К четвертой ночной страже Чан Гэн положил голову на стол и ненадолго прикрыл глаза. Сон его был довольно поверхностным, так как из-за Кости Нечистоты ему теперь и кошмары толком не снились. Он редко запоминал их, чаще они сливались во что-то неразборчивое. В целом спал он беспокойно и мог проснуться от того, что в соседней комнате кто-то перелистывал книгу.
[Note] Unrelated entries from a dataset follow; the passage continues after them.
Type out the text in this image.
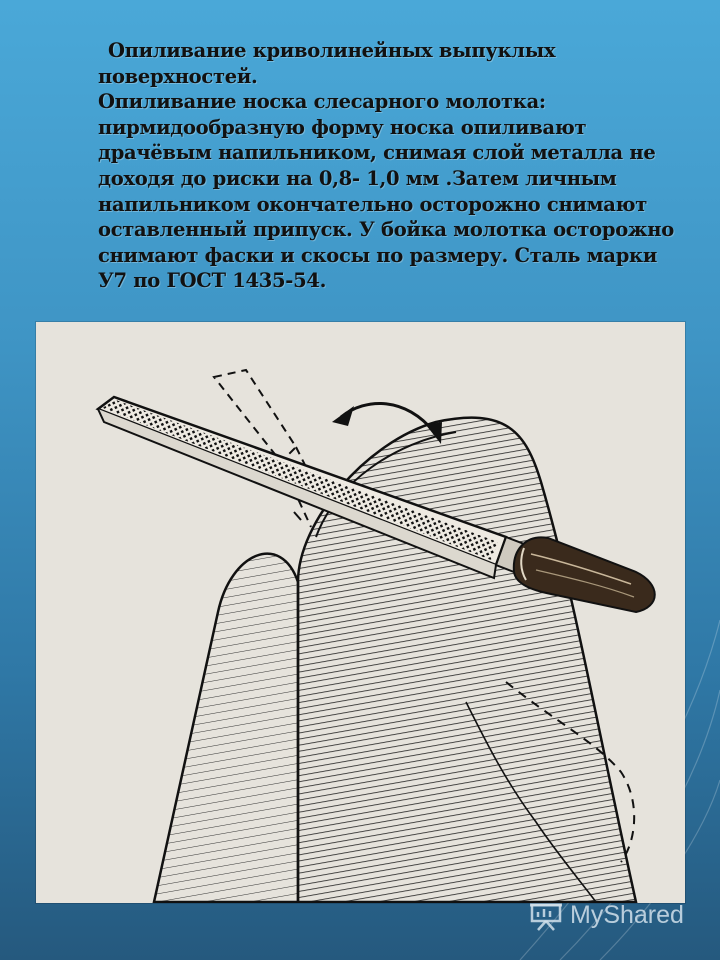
Опиливание криволинейных выпуклых
поверхностей.
Опиливание носка слесарного молотка:
пирмидообразную форму носка опиливают
драчёвым напильником, снимая слой металла не
доходя до риски на 0,8- 1,0 мм .Затем личным
напильником окончательно осторожно снимают
оставленный припуск. У бойка молотка осторожно
снимают фаски и скосы по размеру. Сталь марки
У7 по ГОСТ 1435-54.
MyShared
Терзавшее его злое божество носило имя Уэргу. Часто по утру сердце переполняли ярость и беспокойство. Сегодня его разбудили шаги за дверью. Он задремал, положив руки под голову, но, когда поднялся и выпрямился на стуле, на душе было муторно и странно. Вместо привычной ярости он чувствовал растерянность и печаль, а рукава одежд промокли от слез.

Голос из-за двери доложил:

— Ваше Высочество, пришло письмо из Цзяннани.

Чан Гэн сделал глубокий вдох и тихо приказал:

— Принесите.

Письмо касалось амбициозного плана Гу Юня. Не называя истинной причины, он планировал увеличить численность войск на юго-западе страны. В письме подробно описывалось, где конкретно должен располагаться новый гарнизон, кто его возглавит, какие виды вооруженных сил там будут представлены и по каким маршрутам будет поставляться провиант и фураж. Чан Гэн быстро его проглядел, но так и не понял до конца новую стратегию, а также, что послужило причиной подобной перемены. Как обычно, он отложил письмо в сторону, чтобы потом его зарегистрировать.

Под первым посланием лежало второе, уже более личное.

Написано оно было на небольшом клочке бумаги, а сама строчка будто вырвана из середины: «давно не виделись, скучаю по тебе».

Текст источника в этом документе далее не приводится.